VinsWorldcom has asked for the wisdom of the Perl Monks concerning the following question:

I've found some documentation on using the perl -s switch to get variables from the command line, but that's not really what I want. I'd like to take a command line argument that is a string that includes a command and a variable in the Perl script to print.

#!/usr/bin/perl use strict; my $host = 'localhost'; # Use 1 of the following lines: #my $output = eval($ARGV[0]); my $output = $ARGV[0]; print "COMMAND: $output\n"; system($output);

Now call with:

script.pl "echo hello"

Output is:

{C} > script.pl "echo hello" COMMAND: echo hello hello

However, try:

{C} > test "echo $host" COMMAND: echo $host $host

I'd like "$host" that is printed to actually be "localhost" as is set in the script (my $host = 'localhost';) that is output. I had a feeling the "eval" would be needed, but that only works when the argument passed is the variable itself (ie: "$host", not "echo $host" and I need it to be the later since I'd like to pass more complex commands other than just 'echo').

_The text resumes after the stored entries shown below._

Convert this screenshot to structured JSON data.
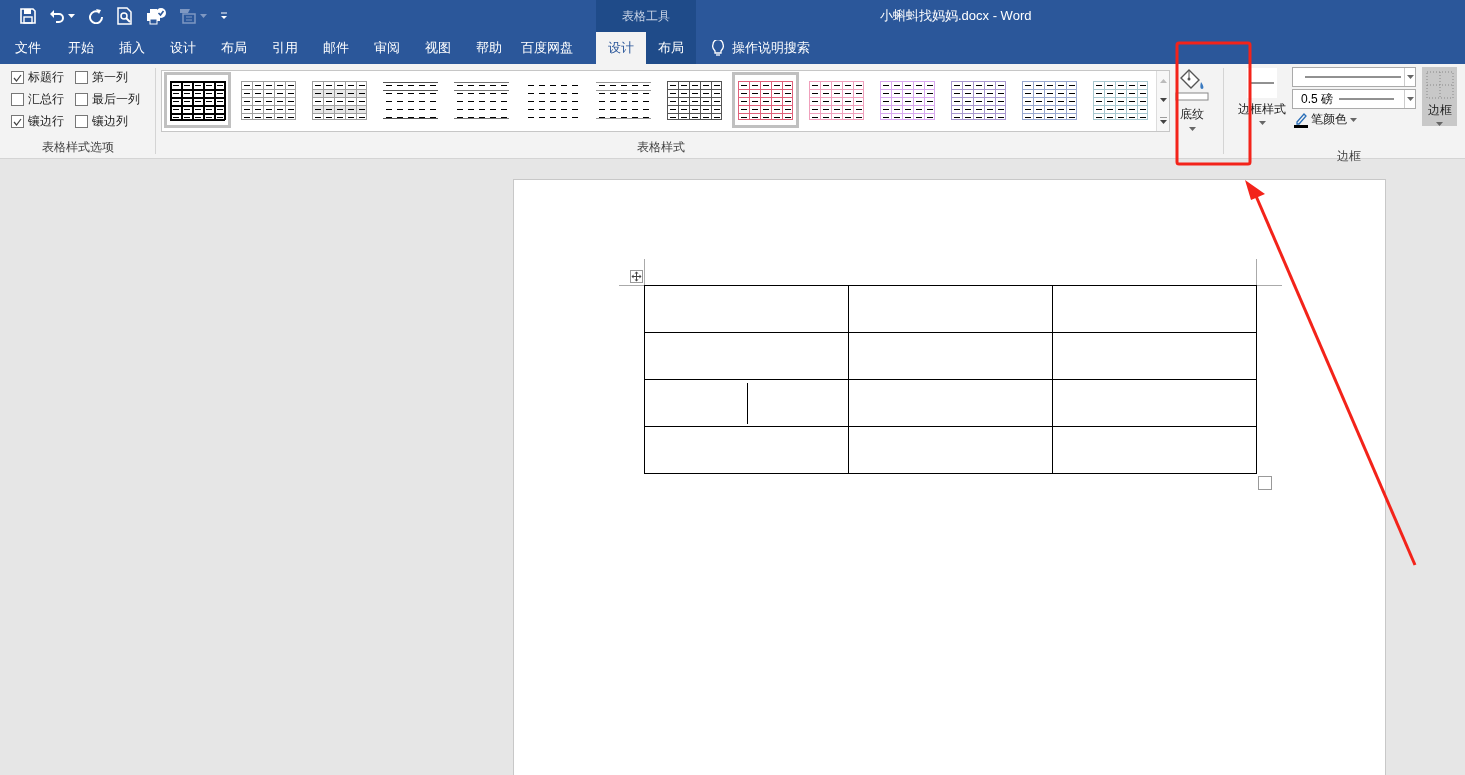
{
  "window": {
    "title": "小蝌蚪找妈妈.docx  -  Word",
    "context_label": "表格工具"
  },
  "quick_access": [
    {
      "kind": "save",
      "disabled": false
    },
    {
      "kind": "undo",
      "disabled": false
    },
    {
      "kind": "redo",
      "disabled": false
    },
    {
      "kind": "preview",
      "disabled": false
    },
    {
      "kind": "check",
      "disabled": false
    },
    {
      "kind": "form",
      "disabled": true
    },
    {
      "kind": "customize",
      "disabled": false
    }
  ],
  "tabs": [
    {
      "label": "文件",
      "selected": false,
      "contextual": false
    },
    {
      "label": "开始",
      "selected": false,
      "contextual": false
    },
    {
      "label": "插入",
      "selected": false,
      "contextual": false
    },
    {
      "label": "设计",
      "selected": false,
      "contextual": false
    },
    {
      "label": "布局",
      "selected": false,
      "contextual": false
    },
    {
      "label": "引用",
      "selected": false,
      "contextual": false
    },
    {
      "label": "邮件",
      "selected": false,
      "contextual": false
    },
    {
      "label": "审阅",
      "selected": false,
      "contextual": false
    },
    {
      "label": "视图",
      "selected": false,
      "contextual": false
    },
    {
      "label": "帮助",
      "selected": false,
      "contextual": false
    },
    {
      "label": "百度网盘",
      "selected": false,
      "contextual": false
    },
    {
      "label": "设计",
      "selected": true,
      "contextual": true
    },
    {
      "label": "布局",
      "selected": false,
      "contextual": true
    }
  ],
  "tell_me": {
    "label": "操作说明搜索"
  },
  "style_options": {
    "label": "表格样式选项",
    "items": [
      {
        "label": "标题行",
        "checked": true
      },
      {
        "label": "第一列",
        "checked": false
      },
      {
        "label": "汇总行",
        "checked": false
      },
      {
        "label": "最后一列",
        "checked": false
      },
      {
        "label": "镶边行",
        "checked": true
      },
      {
        "label": "镶边列",
        "checked": false
      }
    ]
  },
  "table_styles": {
    "label": "表格样式",
    "items": [
      {
        "kind": "grid",
        "color": "#000000",
        "selected": true
      },
      {
        "kind": "grid",
        "color": "#a0a0a0",
        "selected": false
      },
      {
        "kind": "shaded",
        "color": "#a0a0a0",
        "selected": false
      },
      {
        "kind": "lines",
        "color": "#555555",
        "selected": false
      },
      {
        "kind": "lines",
        "color": "#777777",
        "selected": false
      },
      {
        "kind": "plain",
        "color": "#000000",
        "selected": false
      },
      {
        "kind": "lines",
        "color": "#999999",
        "selected": false
      },
      {
        "kind": "grid",
        "color": "#555555",
        "selected": false
      },
      {
        "kind": "grid",
        "color": "#e0607a",
        "selected": true
      },
      {
        "kind": "grid",
        "color": "#f0a0bc",
        "selected": false
      },
      {
        "kind": "grid",
        "color": "#d8a8f0",
        "selected": false
      },
      {
        "kind": "grid",
        "color": "#a898d0",
        "selected": false
      },
      {
        "kind": "grid",
        "color": "#98a8d0",
        "selected": false
      },
      {
        "kind": "grid",
        "color": "#a8c8d0",
        "selected": false
      }
    ]
  },
  "shading": {
    "label": "底纹"
  },
  "borders": {
    "label": "边框",
    "style_label": "边框样式",
    "weight": "0.5 磅",
    "pen_color_label": "笔颜色",
    "button_label": "边框"
  },
  "document_table": {
    "rows": [
      {
        "cells": [
          {
            "kind": "plain"
          },
          {
            "kind": "plain"
          },
          {
            "kind": "plain"
          }
        ]
      },
      {
        "cells": [
          {
            "kind": "plain"
          },
          {
            "kind": "plain"
          },
          {
            "kind": "plain"
          }
        ]
      },
      {
        "cells": [
          {
            "kind": "split"
          },
          {
            "kind": "plain"
          },
          {
            "kind": "plain"
          }
        ]
      },
      {
        "cells": [
          {
            "kind": "plain"
          },
          {
            "kind": "plain"
          },
          {
            "kind": "plain"
          }
        ]
      }
    ]
  }
}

Replies are listed 'Best First'.
Re: Command Line Arg contains Variable and more
by ikegami (Patriarch) on Dec 11, 2009 at 21:52 UTC

    I had a feeling the "eval" would be needed,

    If your argument was Perl code, sure.

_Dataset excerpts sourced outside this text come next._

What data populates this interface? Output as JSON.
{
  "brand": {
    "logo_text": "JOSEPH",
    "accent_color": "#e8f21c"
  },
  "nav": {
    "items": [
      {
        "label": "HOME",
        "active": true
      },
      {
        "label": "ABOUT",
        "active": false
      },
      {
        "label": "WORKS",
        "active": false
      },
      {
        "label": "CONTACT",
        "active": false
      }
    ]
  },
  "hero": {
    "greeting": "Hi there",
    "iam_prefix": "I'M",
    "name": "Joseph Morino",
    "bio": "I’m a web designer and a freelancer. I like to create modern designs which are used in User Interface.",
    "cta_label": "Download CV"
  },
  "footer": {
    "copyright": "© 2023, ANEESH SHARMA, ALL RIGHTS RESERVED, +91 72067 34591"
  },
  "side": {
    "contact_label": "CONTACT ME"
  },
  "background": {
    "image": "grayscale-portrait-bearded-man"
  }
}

    $ perl -e' my $host = "localhost"; eval $ARGV[0]; ' 'system("echo", $host)' localhost

    But your argument is a shell command. That means you'll need to parse the argument as if it was a shell command an interpolate the appropriate variables.

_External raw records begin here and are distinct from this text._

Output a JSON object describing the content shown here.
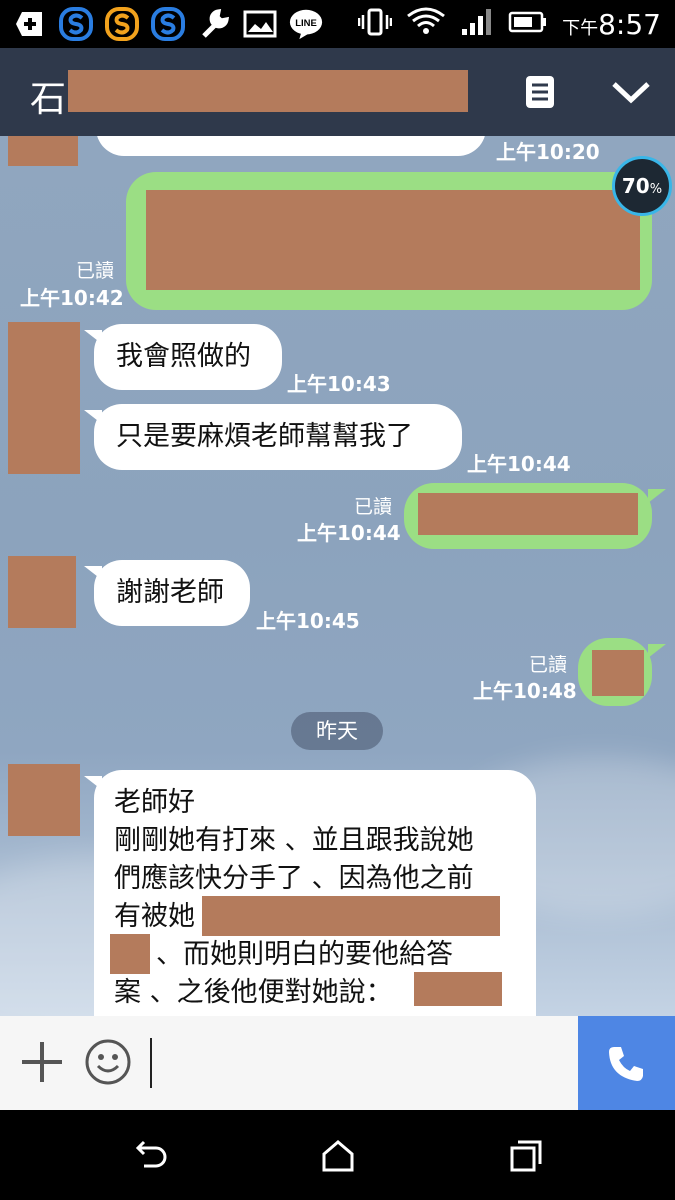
{
  "status_bar": {
    "time_prefix": "下午",
    "time": "8:57",
    "icons": [
      "add-icon",
      "s-app-icon-blue",
      "s-app-icon-orange",
      "s-app-icon-blue2",
      "wrench-icon",
      "image-icon",
      "line-icon"
    ],
    "line_label": "LINE"
  },
  "header": {
    "title_visible": "石",
    "menu_icon": "notes-icon",
    "collapse_icon": "chevron-down-icon"
  },
  "overlay": {
    "percent": "70",
    "percent_sign": "%"
  },
  "messages": [
    {
      "id": "m1",
      "direction": "in",
      "time": "上午10:20"
    },
    {
      "id": "m2",
      "direction": "out",
      "read": "已讀",
      "time": "上午10:42"
    },
    {
      "id": "m3",
      "direction": "in",
      "text": "我會照做的",
      "time": "上午10:43"
    },
    {
      "id": "m4",
      "direction": "in",
      "text": "只是要麻煩老師幫幫我了",
      "time": "上午10:44"
    },
    {
      "id": "m5",
      "direction": "out",
      "read": "已讀",
      "time": "上午10:44"
    },
    {
      "id": "m6",
      "direction": "in",
      "text": "謝謝老師",
      "time": "上午10:45"
    },
    {
      "id": "m7",
      "direction": "out",
      "read": "已讀",
      "time": "上午10:48"
    }
  ],
  "date_divider": "昨天",
  "long_message": {
    "lines": [
      "老師好",
      "剛剛她有打來 、並且跟我說她",
      "們應該快分手了 、因為他之前",
      "有被她",
      "、而她則明白的要他給答",
      "案 、之後他便對她說："
    ]
  },
  "input_bar": {
    "add_icon": "plus-icon",
    "sticker_icon": "smiley-icon",
    "call_icon": "phone-icon"
  },
  "colors": {
    "header_bg": "#2f394b",
    "outgoing_bubble": "#9bde84",
    "call_button": "#4e86e4",
    "redaction": "#b47b5c"
  }
}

    It would be easier to use a template.

    $ perl -MTemplate -e' Template->new()->process( \$ARGV[0], { host => "localhost" }, \my $cmd ); system($cmd) ' 'echo [% host %]' localhost
Re: Command Line Arg contains Variable and more (pass the buck)
by ikegami (Patriarch) on Dec 11, 2009 at 22:10 UTC

    You could also create environment variables that the shell will be happy to interpolate for you.

    $ perl -e'$ENV{host}="localhost"; system $ARGV[0]' 'echo $host' localhost
    The above is basically the same as
    $ host=localhost sh -c 'echo $host' localhost
Re: Command Line Arg contains Variable and more
by gman (Friar) on Dec 11, 2009 at 21:13 UTC

    Not sure this will work in every arg passed

    Also, doing something like this is probably not the safest

    #!/usr/bin/perl use warnings; use strict; my $string = $ARGV[0]; #print "$string"; my $rc = `$string`; print $rc;

      Changing
      system $cmd;
      to
      print `$cmd`;
      is never a good idea. All it does is introduce memory overhead and lag. It definitely doesn't help the OP interpolate a Perl variable into a shell command.